Is the Christian God as good as good humans are?
Do we see a good God in the Bible? One would be hard-pressed, after reading the Bible, to conclude that God is good all the time. The Bible does show God doing good, but the Bible also records violent, murderous, capricious acts done by God that no rational person would call good.
Christians will object and say God is not bound by the same standard of goodness as humans. So, God expects humans to live by a standard he is unwilling to keep? God, because he is God, can do whatever he wants even if it means acting in ways that no human would call good?
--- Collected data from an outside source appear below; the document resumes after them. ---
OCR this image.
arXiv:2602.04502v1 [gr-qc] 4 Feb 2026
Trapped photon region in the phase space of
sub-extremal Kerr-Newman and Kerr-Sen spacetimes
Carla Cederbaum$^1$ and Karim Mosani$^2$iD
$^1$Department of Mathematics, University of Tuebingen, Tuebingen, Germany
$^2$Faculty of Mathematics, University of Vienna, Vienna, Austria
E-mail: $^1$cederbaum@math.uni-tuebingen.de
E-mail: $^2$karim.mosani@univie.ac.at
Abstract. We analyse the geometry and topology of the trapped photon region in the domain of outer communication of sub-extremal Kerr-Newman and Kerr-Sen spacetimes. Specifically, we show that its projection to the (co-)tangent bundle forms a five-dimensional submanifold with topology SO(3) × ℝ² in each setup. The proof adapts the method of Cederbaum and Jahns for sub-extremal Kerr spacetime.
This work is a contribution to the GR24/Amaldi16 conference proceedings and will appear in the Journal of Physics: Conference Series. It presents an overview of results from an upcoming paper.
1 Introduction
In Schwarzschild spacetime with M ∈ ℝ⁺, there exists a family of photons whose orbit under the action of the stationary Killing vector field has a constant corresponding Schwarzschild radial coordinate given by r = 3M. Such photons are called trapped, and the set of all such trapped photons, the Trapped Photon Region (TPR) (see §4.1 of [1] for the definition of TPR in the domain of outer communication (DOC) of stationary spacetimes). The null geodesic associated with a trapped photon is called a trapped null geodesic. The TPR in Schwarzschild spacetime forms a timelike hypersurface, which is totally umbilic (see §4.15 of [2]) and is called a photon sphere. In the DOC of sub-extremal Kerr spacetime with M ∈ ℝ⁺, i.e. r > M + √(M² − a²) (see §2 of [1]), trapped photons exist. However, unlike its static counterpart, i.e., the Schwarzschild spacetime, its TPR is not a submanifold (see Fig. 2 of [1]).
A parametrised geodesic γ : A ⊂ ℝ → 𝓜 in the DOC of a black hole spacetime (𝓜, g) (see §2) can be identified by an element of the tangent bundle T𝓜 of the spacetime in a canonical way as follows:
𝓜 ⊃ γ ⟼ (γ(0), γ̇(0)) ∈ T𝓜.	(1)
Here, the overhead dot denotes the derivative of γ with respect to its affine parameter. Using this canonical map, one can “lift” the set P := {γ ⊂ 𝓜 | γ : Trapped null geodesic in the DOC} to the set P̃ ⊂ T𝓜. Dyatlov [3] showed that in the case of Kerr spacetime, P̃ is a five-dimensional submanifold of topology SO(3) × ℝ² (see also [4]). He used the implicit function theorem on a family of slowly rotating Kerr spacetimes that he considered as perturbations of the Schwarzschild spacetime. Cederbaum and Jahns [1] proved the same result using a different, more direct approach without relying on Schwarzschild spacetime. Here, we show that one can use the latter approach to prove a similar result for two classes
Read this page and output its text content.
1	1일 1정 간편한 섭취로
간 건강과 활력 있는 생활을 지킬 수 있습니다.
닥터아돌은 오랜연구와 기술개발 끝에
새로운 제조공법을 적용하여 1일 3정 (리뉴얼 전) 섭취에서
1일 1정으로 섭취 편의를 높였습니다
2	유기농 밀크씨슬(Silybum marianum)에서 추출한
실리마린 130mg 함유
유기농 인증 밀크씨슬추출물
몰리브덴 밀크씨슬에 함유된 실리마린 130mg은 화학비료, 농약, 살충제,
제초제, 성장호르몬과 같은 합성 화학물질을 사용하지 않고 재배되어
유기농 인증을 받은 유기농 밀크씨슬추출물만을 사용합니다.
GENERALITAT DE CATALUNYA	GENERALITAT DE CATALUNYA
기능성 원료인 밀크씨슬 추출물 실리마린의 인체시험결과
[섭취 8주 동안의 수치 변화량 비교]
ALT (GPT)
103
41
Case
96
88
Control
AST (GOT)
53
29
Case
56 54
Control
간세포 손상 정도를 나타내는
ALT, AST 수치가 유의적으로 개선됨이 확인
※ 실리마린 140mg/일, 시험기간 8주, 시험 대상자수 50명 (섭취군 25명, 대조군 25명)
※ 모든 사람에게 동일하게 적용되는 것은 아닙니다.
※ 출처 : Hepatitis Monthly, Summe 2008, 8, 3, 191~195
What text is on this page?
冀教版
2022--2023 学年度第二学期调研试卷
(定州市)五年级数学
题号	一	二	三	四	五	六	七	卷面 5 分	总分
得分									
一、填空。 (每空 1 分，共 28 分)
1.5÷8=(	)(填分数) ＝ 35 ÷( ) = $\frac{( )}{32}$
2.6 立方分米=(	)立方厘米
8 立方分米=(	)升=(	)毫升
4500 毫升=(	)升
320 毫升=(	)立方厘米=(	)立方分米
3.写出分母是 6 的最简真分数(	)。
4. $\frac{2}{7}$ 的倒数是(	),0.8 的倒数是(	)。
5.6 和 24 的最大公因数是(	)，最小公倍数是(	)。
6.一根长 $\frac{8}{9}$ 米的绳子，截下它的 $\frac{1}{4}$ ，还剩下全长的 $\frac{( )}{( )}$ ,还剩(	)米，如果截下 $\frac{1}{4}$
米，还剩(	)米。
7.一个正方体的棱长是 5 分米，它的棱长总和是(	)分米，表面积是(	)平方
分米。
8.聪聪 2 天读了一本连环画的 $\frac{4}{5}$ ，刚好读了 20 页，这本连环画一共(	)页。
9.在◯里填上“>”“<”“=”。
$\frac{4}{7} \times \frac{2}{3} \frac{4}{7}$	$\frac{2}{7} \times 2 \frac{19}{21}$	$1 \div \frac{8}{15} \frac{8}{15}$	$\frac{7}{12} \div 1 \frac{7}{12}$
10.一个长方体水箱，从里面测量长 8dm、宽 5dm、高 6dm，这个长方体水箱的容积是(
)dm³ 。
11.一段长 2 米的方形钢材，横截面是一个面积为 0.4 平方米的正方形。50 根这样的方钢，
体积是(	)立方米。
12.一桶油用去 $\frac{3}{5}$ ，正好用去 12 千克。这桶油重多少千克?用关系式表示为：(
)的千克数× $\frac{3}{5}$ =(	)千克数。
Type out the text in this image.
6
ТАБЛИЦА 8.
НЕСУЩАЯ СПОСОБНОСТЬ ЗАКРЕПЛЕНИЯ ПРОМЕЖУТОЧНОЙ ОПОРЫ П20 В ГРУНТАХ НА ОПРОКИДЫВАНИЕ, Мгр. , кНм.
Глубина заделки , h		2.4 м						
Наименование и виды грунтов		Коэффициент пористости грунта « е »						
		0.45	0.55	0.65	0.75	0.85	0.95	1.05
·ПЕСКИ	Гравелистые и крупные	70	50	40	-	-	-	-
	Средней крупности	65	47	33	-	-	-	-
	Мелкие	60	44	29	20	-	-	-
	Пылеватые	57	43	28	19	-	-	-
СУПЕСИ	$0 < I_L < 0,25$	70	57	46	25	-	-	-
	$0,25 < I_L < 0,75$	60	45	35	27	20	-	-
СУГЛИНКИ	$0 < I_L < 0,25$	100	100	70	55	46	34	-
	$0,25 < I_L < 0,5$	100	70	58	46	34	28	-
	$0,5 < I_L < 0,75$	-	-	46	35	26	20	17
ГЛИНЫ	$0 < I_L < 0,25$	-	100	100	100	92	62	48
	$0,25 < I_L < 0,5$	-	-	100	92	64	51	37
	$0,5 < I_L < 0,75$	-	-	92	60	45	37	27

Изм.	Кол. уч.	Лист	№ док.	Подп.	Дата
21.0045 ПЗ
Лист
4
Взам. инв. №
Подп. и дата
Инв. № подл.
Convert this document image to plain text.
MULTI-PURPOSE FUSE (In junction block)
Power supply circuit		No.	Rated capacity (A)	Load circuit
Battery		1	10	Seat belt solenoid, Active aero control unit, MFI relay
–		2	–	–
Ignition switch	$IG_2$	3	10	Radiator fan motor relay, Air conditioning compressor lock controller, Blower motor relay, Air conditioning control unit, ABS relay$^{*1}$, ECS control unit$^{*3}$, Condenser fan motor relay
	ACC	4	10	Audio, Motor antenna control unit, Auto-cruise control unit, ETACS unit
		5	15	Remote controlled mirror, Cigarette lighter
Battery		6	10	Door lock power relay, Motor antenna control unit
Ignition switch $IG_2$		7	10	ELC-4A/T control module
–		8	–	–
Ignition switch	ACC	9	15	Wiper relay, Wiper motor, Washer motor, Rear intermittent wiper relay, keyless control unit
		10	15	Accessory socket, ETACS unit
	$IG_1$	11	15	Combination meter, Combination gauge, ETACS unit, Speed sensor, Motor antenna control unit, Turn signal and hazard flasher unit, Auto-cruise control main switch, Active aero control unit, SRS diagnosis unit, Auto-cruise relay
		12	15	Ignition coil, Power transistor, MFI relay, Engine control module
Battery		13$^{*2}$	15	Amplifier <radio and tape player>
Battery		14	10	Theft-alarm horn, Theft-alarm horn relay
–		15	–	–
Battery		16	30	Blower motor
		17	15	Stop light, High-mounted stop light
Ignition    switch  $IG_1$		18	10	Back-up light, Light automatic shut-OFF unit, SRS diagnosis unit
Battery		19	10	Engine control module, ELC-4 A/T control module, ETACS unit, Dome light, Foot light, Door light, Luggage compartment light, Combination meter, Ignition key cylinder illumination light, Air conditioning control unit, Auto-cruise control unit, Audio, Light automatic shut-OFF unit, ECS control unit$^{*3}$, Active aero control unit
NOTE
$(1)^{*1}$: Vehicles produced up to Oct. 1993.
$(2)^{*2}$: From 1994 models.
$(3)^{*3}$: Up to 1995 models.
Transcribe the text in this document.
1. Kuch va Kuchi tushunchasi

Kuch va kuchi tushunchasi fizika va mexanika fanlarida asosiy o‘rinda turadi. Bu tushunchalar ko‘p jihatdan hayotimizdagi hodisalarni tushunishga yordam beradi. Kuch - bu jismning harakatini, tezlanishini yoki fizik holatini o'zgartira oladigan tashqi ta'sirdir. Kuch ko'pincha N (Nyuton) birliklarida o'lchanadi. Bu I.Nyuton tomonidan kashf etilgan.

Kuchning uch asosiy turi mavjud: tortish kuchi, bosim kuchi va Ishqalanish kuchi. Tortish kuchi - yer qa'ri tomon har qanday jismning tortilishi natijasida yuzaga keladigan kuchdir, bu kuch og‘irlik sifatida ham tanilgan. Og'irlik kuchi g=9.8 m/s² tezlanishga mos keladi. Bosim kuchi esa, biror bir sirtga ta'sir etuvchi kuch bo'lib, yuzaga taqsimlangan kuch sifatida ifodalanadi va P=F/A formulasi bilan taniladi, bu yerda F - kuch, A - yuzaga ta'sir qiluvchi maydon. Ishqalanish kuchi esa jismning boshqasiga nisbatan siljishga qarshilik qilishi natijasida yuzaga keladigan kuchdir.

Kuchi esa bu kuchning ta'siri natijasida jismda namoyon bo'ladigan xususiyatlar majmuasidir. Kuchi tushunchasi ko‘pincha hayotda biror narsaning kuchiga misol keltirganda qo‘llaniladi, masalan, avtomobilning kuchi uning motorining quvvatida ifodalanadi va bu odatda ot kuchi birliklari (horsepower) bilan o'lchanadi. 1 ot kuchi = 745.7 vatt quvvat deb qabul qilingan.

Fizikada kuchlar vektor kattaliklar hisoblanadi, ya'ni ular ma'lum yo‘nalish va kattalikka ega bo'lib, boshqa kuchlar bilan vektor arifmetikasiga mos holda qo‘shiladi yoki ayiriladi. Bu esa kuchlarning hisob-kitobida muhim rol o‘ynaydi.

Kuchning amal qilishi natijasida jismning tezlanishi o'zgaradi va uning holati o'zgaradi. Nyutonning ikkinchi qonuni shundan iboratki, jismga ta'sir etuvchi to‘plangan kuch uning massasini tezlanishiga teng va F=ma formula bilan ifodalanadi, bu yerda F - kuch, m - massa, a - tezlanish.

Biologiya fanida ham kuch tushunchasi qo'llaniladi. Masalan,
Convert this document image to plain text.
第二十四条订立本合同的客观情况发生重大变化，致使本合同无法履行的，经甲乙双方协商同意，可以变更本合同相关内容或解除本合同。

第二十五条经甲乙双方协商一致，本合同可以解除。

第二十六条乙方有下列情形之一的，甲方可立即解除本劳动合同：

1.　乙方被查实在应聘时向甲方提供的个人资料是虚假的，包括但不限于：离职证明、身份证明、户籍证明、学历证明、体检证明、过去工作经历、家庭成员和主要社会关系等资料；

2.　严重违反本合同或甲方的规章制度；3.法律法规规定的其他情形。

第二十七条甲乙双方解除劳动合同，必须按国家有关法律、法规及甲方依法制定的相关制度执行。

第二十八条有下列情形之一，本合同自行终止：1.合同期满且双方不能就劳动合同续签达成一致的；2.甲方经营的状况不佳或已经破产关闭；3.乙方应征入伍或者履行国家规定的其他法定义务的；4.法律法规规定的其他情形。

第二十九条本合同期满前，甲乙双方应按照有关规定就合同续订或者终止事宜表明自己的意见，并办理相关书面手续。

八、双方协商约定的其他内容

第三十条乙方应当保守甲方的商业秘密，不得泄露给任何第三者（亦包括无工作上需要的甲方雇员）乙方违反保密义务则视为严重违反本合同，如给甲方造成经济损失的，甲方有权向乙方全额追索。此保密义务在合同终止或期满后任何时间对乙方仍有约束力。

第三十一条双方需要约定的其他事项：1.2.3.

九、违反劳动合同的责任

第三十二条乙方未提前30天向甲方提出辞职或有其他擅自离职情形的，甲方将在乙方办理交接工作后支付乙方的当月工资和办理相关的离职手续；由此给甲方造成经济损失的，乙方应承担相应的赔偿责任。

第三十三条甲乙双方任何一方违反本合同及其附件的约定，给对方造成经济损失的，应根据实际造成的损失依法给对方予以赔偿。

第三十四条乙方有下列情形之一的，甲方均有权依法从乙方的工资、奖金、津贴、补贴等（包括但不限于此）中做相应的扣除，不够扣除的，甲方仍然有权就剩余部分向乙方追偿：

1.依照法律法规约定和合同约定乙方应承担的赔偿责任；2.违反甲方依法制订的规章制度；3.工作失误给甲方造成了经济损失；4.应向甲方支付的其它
Humans judge goodness based on behavior. Good people DO good things. Good people ACT good. Good people LIVE lives of goodness. Sure, they fail from time to time, but, for the most part, they try to live good lives. Wait a minute, the Christian says, the Bible says all humans are dead in trespasses and sin. According to the Bible, they can’t do good. The only way a person can ever do good is to become a born again/saved Christian. Then the person will have the Holy Spirit living inside them and they will be able to do good.
If goodness is the domain of Christians alone, why is it that so many Christians aren’t good? If God saves and lives inside Christians, shouldn’t Christians have the power to always do good? Christians have free will, someone is sure to say. Yes, God lives inside every Christian, but they have free will and they can choose how they want to live. This kind of thinking necessarily leads to the conclusion that Christians are, in some circumstances, more powerful than God. God can’t overcome Christian free will and force them to do good? God, then, is not as powerful as Christians claim.
This whole scenario is quite strange; A good God that doesn’t do good because he can do whatever he wants. If God doing what he wants is not an act of goodness, then I must conclude that God does evil. As the stories of the Bible clearly show, the Christian God can act in ways that rational humans would call bad or evil. God requires/demands Christians be good and he empowers them to be good by living inside of them, yet there are times they are not good. I must conclude that God is stymied by Christian free will and is unable to force them to do good. Is such a powerless God worthy of worship?
I think that the God of the Christian Bible is a myth. No God of goodness, who acts according to a different standard from what he expects humans to follow. There is no God that lives inside of Christians, influencing them to do acts of goodness, acts that God himself is not required to do. Good people do good. I have said many times that, fortunately, many Christians are better than the God they worship. Millions of Christians go about their lives every day trying to do good. What they fail to realize is that they are doing good because they are good, not because a deity made them good. Theists and non-theists alike do good. Their acts of goodness have nothing to do with a God.
The next time someone does good and you benefit from it, thank the person who did the good. Don’t shoot a prayer to the heavens thanking a not-so-good fictional God for the goodness in your life. Good people do good things, and they are the ones who deserve the praise.
Bruce Gerencser, 67, lives in rural Northwest Ohio with his wife of 46 years. He and his wife have six grown children and thirteen grandchildren. Bruce pastored Evangelical churches for twenty-five years in Ohio, Texas, and Michigan. Bruce left the ministry in 2005, and in 2008 he left Christianity. Bruce is now a humanist and an atheist.